咄嗟に握っていた鍵を突き出すと、その手を握った男は目を瞬かせ…そしてにっこりと微笑んだ。
「ずっと君を見ていた。綺麗な子だと思っていたよ」
「白魚のような手も、紅い頬も…大きな瞳も…、とても、とても美しい。」
「それに君の細い脚に、…靴下がずり落ちてしまうほど華奢なその脚に、…食い込む靴下留めが…いやらしくて…」
うっとりとそう、ひとり言のように。
背中を汗が伝った。
「やっ…」
「逃げないで。怖いことはしないから……僕は君を、愛してるんだ」
いつの間にか。
逃げようと動かした身体は机上に縫い付けられていて。
「やぁっ…シ、シン…っ」
サスペンダーとシャツの間を割り入った硬い手が脇腹を撫でる。
「―・・っ?!やだっ、…やっ!!」
バシン!
その大きな音が自分の頬から発せられたモノなのだと自覚するのにそう時間はかからなかった。

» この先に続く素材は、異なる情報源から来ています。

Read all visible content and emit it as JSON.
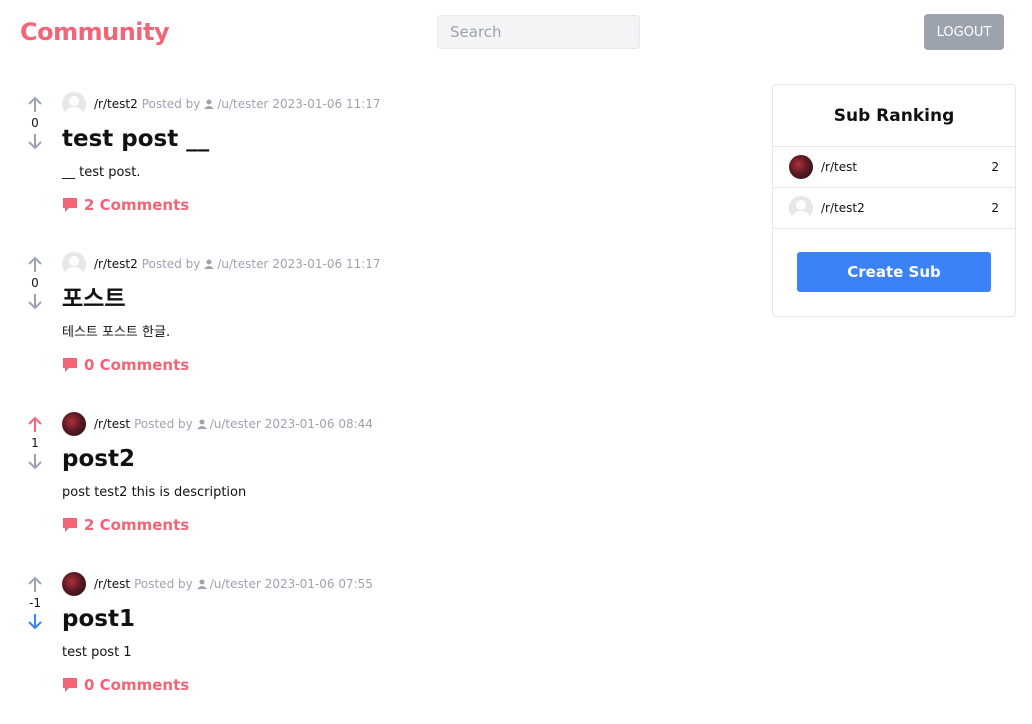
{
  "header": {
    "brand": "Community",
    "search_placeholder": "Search",
    "logout_label": "LOGOUT"
  },
  "colors": {
    "brand": "#f26577",
    "upvoted": "#f26577",
    "downvoted": "#3b82f6",
    "neutral": "#9ca3af",
    "primary_button": "#3b82f6"
  },
  "posts": [
    {
      "sub": "/r/test2",
      "sub_avatar": "default",
      "posted_by": "Posted by",
      "user": "/u/tester",
      "time": "2023-01-06 11:17",
      "votes": "0",
      "vote_state": "none",
      "title": "test post __",
      "desc": "__ test post.",
      "comments": "2 Comments"
    },
    {
      "sub": "/r/test2",
      "sub_avatar": "default",
      "posted_by": "Posted by",
      "user": "/u/tester",
      "time": "2023-01-06 11:17",
      "votes": "0",
      "vote_state": "none",
      "title": "포스트",
      "desc": "테스트 포스트 한글.",
      "comments": "0 Comments"
    },
    {
      "sub": "/r/test",
      "sub_avatar": "image",
      "posted_by": "Posted by",
      "user": "/u/tester",
      "time": "2023-01-06 08:44",
      "votes": "1",
      "vote_state": "up",
      "title": "post2",
      "desc": "post test2 this is description",
      "comments": "2 Comments"
    },
    {
      "sub": "/r/test",
      "sub_avatar": "image",
      "posted_by": "Posted by",
      "user": "/u/tester",
      "time": "2023-01-06 07:55",
      "votes": "-1",
      "vote_state": "down",
      "title": "post1",
      "desc": "test post 1",
      "comments": "0 Comments"
    }
  ],
  "sidebar": {
    "title": "Sub Ranking",
    "ranking": [
      {
        "name": "/r/test",
        "avatar": "image",
        "count": "2"
      },
      {
        "name": "/r/test2",
        "avatar": "default",
        "count": "2"
      }
    ],
    "create_label": "Create Sub"
  }
}
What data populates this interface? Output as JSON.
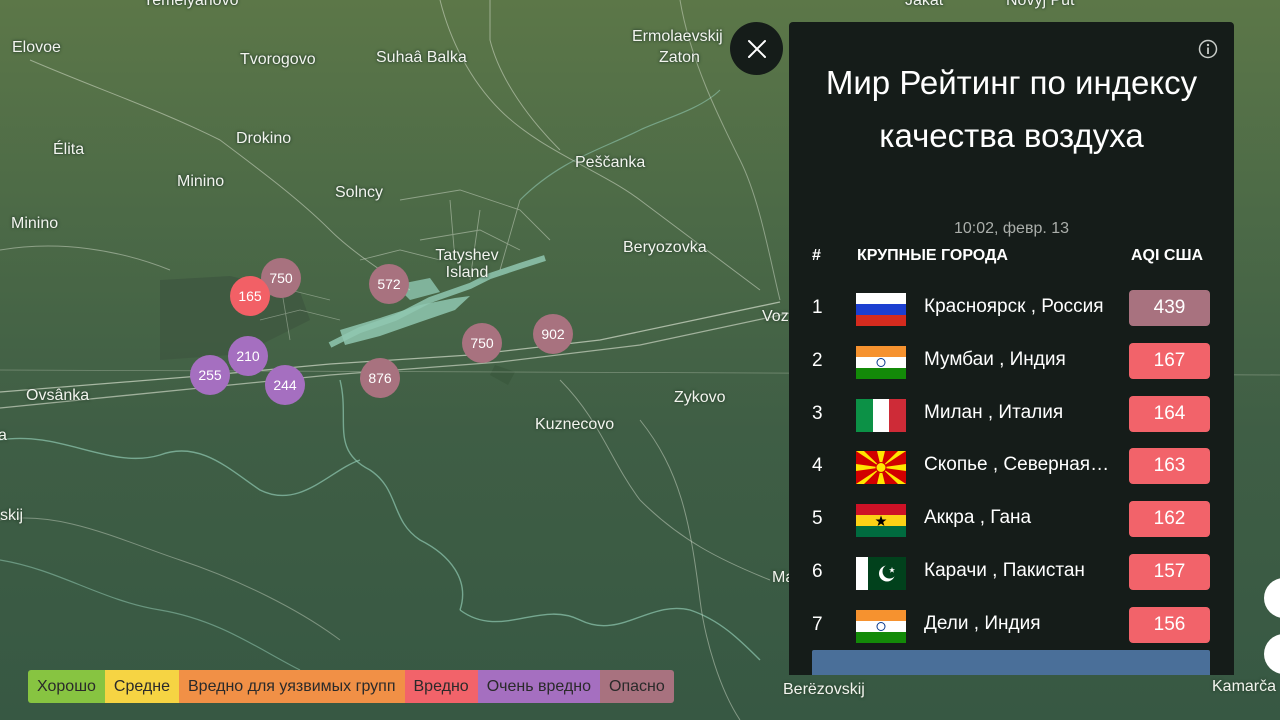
{
  "map": {
    "place_labels": [
      {
        "id": "yemelyanovo",
        "text": "Yemelyanovo"
      },
      {
        "id": "elovoe",
        "text": "Elovoe"
      },
      {
        "id": "tvorogovo",
        "text": "Tvorogovo"
      },
      {
        "id": "suhaa-balka",
        "text": "Suhaâ Balka"
      },
      {
        "id": "ermolaevskij",
        "text": "Ermolaevskij"
      },
      {
        "id": "zaton",
        "text": "Zaton"
      },
      {
        "id": "jakat",
        "text": "Jakat"
      },
      {
        "id": "novyj-put",
        "text": "Novyj Put"
      },
      {
        "id": "drokino",
        "text": "Drokino"
      },
      {
        "id": "elita",
        "text": "Élita"
      },
      {
        "id": "minino-1",
        "text": "Minino"
      },
      {
        "id": "solncy",
        "text": "Solncy"
      },
      {
        "id": "pescanka",
        "text": "Peščanka"
      },
      {
        "id": "minino-2",
        "text": "Minino"
      },
      {
        "id": "beryozovka",
        "text": "Beryozovka"
      },
      {
        "id": "tatyshev",
        "text": "Tatyshev Island"
      },
      {
        "id": "voz",
        "text": "Voz"
      },
      {
        "id": "ovsanka",
        "text": "Ovsânka"
      },
      {
        "id": "zykovo",
        "text": "Zykovo"
      },
      {
        "id": "kuznecovo",
        "text": "Kuznecovo"
      },
      {
        "id": "a-left",
        "text": "a"
      },
      {
        "id": "skij",
        "text": "skij"
      },
      {
        "id": "ma",
        "text": "Ma"
      },
      {
        "id": "berezovskij",
        "text": "Berëzovskij"
      },
      {
        "id": "kamarca",
        "text": "Kamarča"
      }
    ],
    "markers": [
      {
        "value": "750",
        "color": "#a8727f"
      },
      {
        "value": "165",
        "color": "#f26066"
      },
      {
        "value": "572",
        "color": "#a8727f"
      },
      {
        "value": "750",
        "color": "#a8727f"
      },
      {
        "value": "902",
        "color": "#a8727f"
      },
      {
        "value": "210",
        "color": "#a56fc0"
      },
      {
        "value": "255",
        "color": "#a56fc0"
      },
      {
        "value": "244",
        "color": "#a56fc0"
      },
      {
        "value": "876",
        "color": "#a8727f"
      }
    ]
  },
  "legend": [
    {
      "label": "Хорошо",
      "color": "#87c441"
    },
    {
      "label": "Средне",
      "color": "#f6d443"
    },
    {
      "label": "Вредно для уязвимых групп",
      "color": "#f19046"
    },
    {
      "label": "Вредно",
      "color": "#f2636a"
    },
    {
      "label": "Очень вредно",
      "color": "#a56fc0"
    },
    {
      "label": "Опасно",
      "color": "#a8727f"
    }
  ],
  "panel": {
    "close_icon": "close-icon",
    "info_icon": "info-icon",
    "title": "Мир Рейтинг по индексу качества воздуха",
    "timestamp": "10:02, февр. 13",
    "columns": {
      "rank": "#",
      "city": "КРУПНЫЕ ГОРОДА",
      "aqi": "AQI США"
    },
    "rows": [
      {
        "rank": "1",
        "flag": "russia",
        "city": "Красноярск , Россия",
        "aqi": "439",
        "color": "#a8727f"
      },
      {
        "rank": "2",
        "flag": "india",
        "city": "Мумбаи , Индия",
        "aqi": "167",
        "color": "#f2636a"
      },
      {
        "rank": "3",
        "flag": "italy",
        "city": "Милан , Италия",
        "aqi": "164",
        "color": "#f2636a"
      },
      {
        "rank": "4",
        "flag": "north-macedonia",
        "city": "Скопье , Северная Македония",
        "aqi": "163",
        "color": "#f2636a"
      },
      {
        "rank": "5",
        "flag": "ghana",
        "city": "Аккра , Гана",
        "aqi": "162",
        "color": "#f2636a"
      },
      {
        "rank": "6",
        "flag": "pakistan",
        "city": "Карачи , Пакистан",
        "aqi": "157",
        "color": "#f2636a"
      },
      {
        "rank": "7",
        "flag": "india",
        "city": "Дели , Индия",
        "aqi": "156",
        "color": "#f2636a"
      }
    ]
  }
}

バタバタと足をバタつかせた朝陽の頬を張ったその男は、先程までの笑顔と打って変わって冷たい表情を浮かべている。
有無を言わせぬその鋭い視線と、張られた頬から伝わる凄まじい熱量に朝陽の身体は萎むように大人しくなった。
本能的な恐怖に指先から血の気が引いてゆく。
「あ…ぅ…」
「いい子だ、怖いことはしないと言っただろう?僕も…愛しい君に暴力はふるいたくないんだ。わかるよね?」
「っ…ぅ、…」
覆いかぶさった男が涙で濡れた頬をべろりと舐め上げる。
朝陽は最早半ば破るように暴かれたシャツの下でぶるぶると怯えることしかできなかった。
―・・怖い。
助けて。
シンじゃなくてもいい。誰でもいいから…
「すみません、司書の先生はいらっしゃいますか?」
今よりも少し高い、凛とした彼の声がその場に響いたのはその時だった。